In cases such as malware identification, the ability to estimate code similarity among binaries is critical1. Research in this area generally looks at ways to improve the reliability of similarity detection among binaries.

There is little work in the direct use of decompilation for code similarity, however, the general work in the binary analysis is frequent. These works are included here since they often touch on or improve fundamental components in decompilation.

The most direct research in this area has utilized Ghidra decompilation to identify inlined functions in decompilation2.

Many works have progressed towards binary-based code similarity that do not explicitly use decompilation 13456. Most of these works have improved code similarity techniques indirectly by improving it for their specific uses cases. These uses have included malware identification1, duplicated bug hunting34, and code reuse5.

Recent work has suggested that machine learning has made significant strides in this area6.


  1. Hu, Xin, Tzi-cker Chiueh, and Kang G. Shin. "Large-scale malware indexing using function-call graphs." Proceedings of the 16th ACM conference on Computer and communications security. 2009. 

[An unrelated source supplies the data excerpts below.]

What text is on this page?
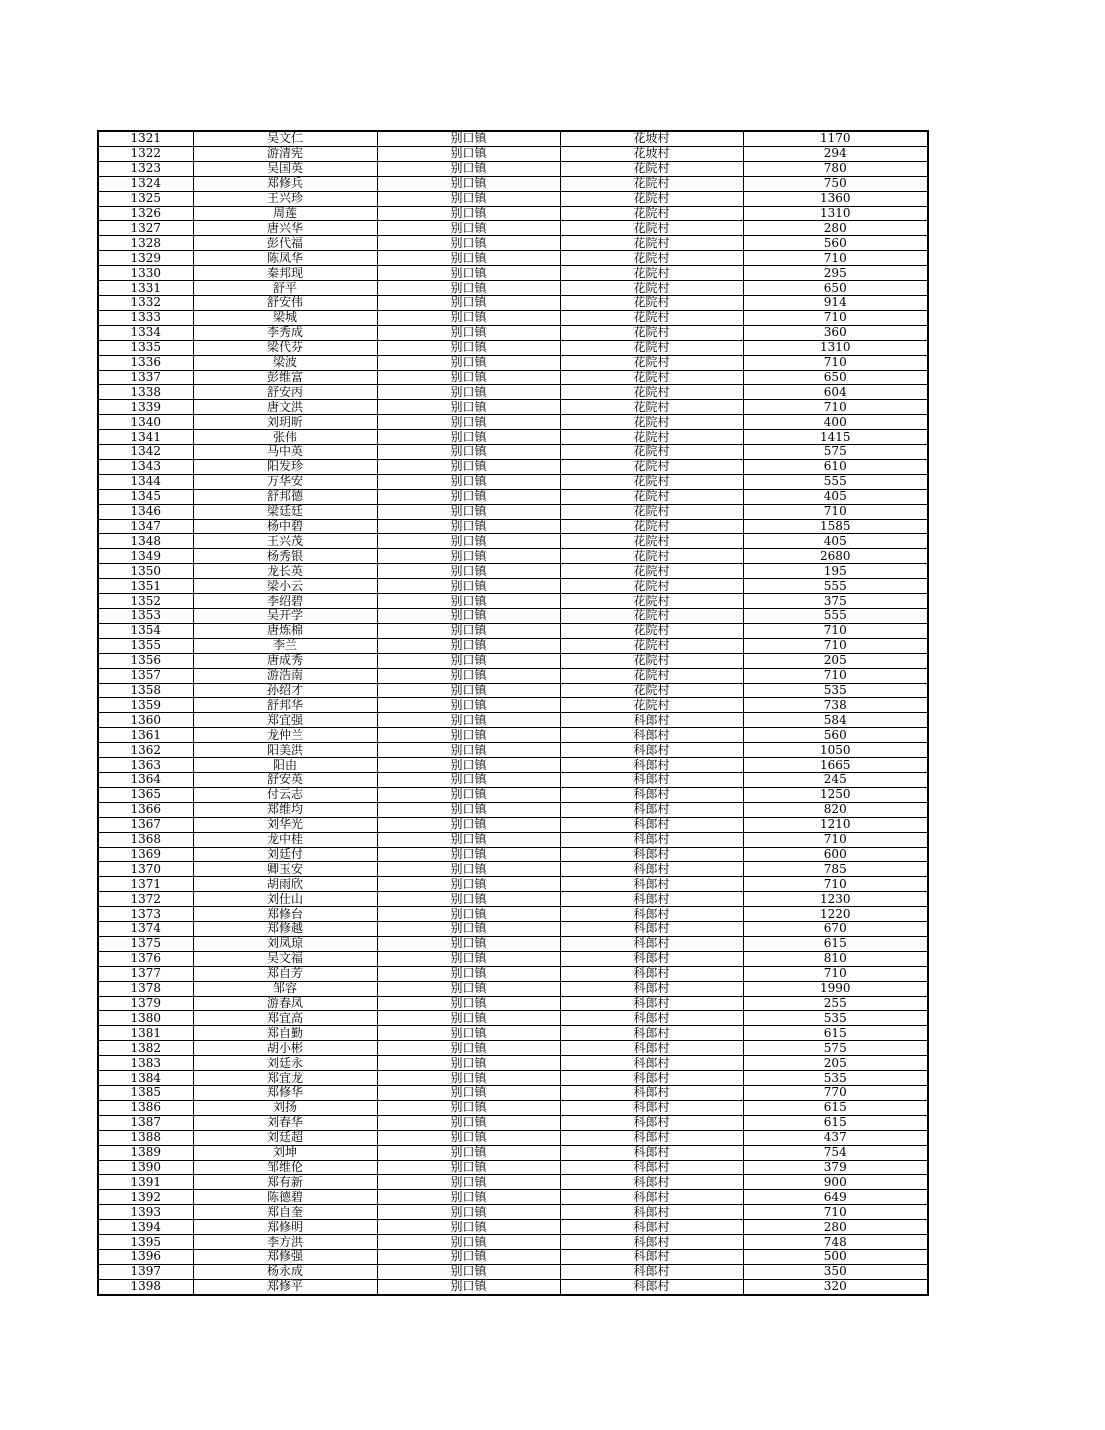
1321	吴文仁	别口镇	花坡村	1170
1322	游清宪	别口镇	花坡村	294
1323	吴国英	别口镇	花院村	780
1324	郑修兵	别口镇	花院村	750
1325	王兴珍	别口镇	花院村	1360
1326	周莲	别口镇	花院村	1310
1327	唐兴华	别口镇	花院村	280
1328	彭代福	别口镇	花院村	560
1329	陈凤华	别口镇	花院村	710
1330	秦邦现	别口镇	花院村	295
1331	舒平	别口镇	花院村	650
1332	舒安伟	别口镇	花院村	914
1333	梁城	别口镇	花院村	710
1334	李秀成	别口镇	花院村	360
1335	梁代芬	别口镇	花院村	1310
1336	梁波	别口镇	花院村	710
1337	彭维富	别口镇	花院村	650
1338	舒安丙	别口镇	花院村	604
1339	唐文洪	别口镇	花院村	710
1340	刘玥昕	别口镇	花院村	400
1341	张伟	别口镇	花院村	1415
1342	马中英	别口镇	花院村	575
1343	阳发珍	别口镇	花院村	610
1344	万华安	别口镇	花院村	555
1345	舒邦德	别口镇	花院村	405
1346	梁廷廷	别口镇	花院村	710
1347	杨中碧	别口镇	花院村	1585
1348	王兴茂	别口镇	花院村	405
1349	杨秀银	别口镇	花院村	2680
1350	龙长英	别口镇	花院村	195
1351	梁小云	别口镇	花院村	555
1352	李绍碧	别口镇	花院村	375
1353	吴开学	别口镇	花院村	555
1354	唐炼棉	别口镇	花院村	710
1355	李兰	别口镇	花院村	710
1356	唐成秀	别口镇	花院村	205
1357	游浩南	别口镇	花院村	710
1358	孙绍才	别口镇	花院村	535
1359	舒邦华	别口镇	花院村	738
1360	郑宜强	别口镇	科郎村	584
1361	龙仲兰	别口镇	科郎村	560
1362	阳美洪	别口镇	科郎村	1050
1363	阳由	别口镇	科郎村	1665
1364	舒安英	别口镇	科郎村	245
1365	付云志	别口镇	科郎村	1250
1366	郑维均	别口镇	科郎村	820
1367	刘华光	别口镇	科郎村	1210
1368	龙中桂	别口镇	科郎村	710
1369	刘廷付	别口镇	科郎村	600
1370	卿玉安	别口镇	科郎村	785
1371	胡雨欣	别口镇	科郎村	710
1372	刘仕山	别口镇	科郎村	1230
1373	郑修台	别口镇	科郎村	1220
1374	郑修越	别口镇	科郎村	670
1375	刘凤琼	别口镇	科郎村	615
1376	吴文福	别口镇	科郎村	810
1377	郑自芳	别口镇	科郎村	710
1378	邹容	别口镇	科郎村	1990
1379	游春凤	别口镇	科郎村	255
1380	郑宜高	别口镇	科郎村	535
1381	郑自勤	别口镇	科郎村	615
1382	胡小彬	别口镇	科郎村	575
1383	刘廷永	别口镇	科郎村	205
1384	郑宜龙	别口镇	科郎村	535
1385	郑修华	别口镇	科郎村	770
1386	刘扬	别口镇	科郎村	615
1387	刘春华	别口镇	科郎村	615
1388	刘廷超	别口镇	科郎村	437
1389	刘坤	别口镇	科郎村	754
1390	邹维伦	别口镇	科郎村	379
1391	郑有新	别口镇	科郎村	900
1392	陈德碧	别口镇	科郎村	649
1393	郑自奎	别口镇	科郎村	710
1394	郑修明	别口镇	科郎村	280
1395	李方洪	别口镇	科郎村	748
1396	郑修强	别口镇	科郎村	500
1397	杨永成	别口镇	科郎村	350
1398	郑修平	别口镇	科郎村	320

  2. Ahmed, Toufique, Premkumar Devanbu, and Anand Ashok Sawant. "Finding Inlined Functions in Optimized Binaries." arXiv preprint arXiv:2103.05221 (2021). 

  3. Feng, Qian, et al. "Scalable graph-based bug search for firmware images." Proceedings of the 2016 ACM SIGSAC conference on computer and communications security. 2016. 

  4. Eschweiler, Sebastian, Khaled Yakdan, and Elmar Gerhards-Padilla. "Discovre: Efficient cross-architecture identification of bugs in binary code." Ndss. Vol. 52. 2016. 

  5. Mirzaei, Omid, et al. "Scrutinizer: Detecting code reuse in malware via decompilation and machine learning." Detection of Intrusions and Malware, and Vulnerability Assessment: 18th International Conference, DIMVA 2021, Virtual Event, July 14–16, 2021, Proceedings 18. Springer International Publishing, 2021. 

  6. Marcelli, Andrea, et al. "How machine learning is solving the binary function similarity problem." 31st USENIX Security Symposium (USENIX Security 22). 2022.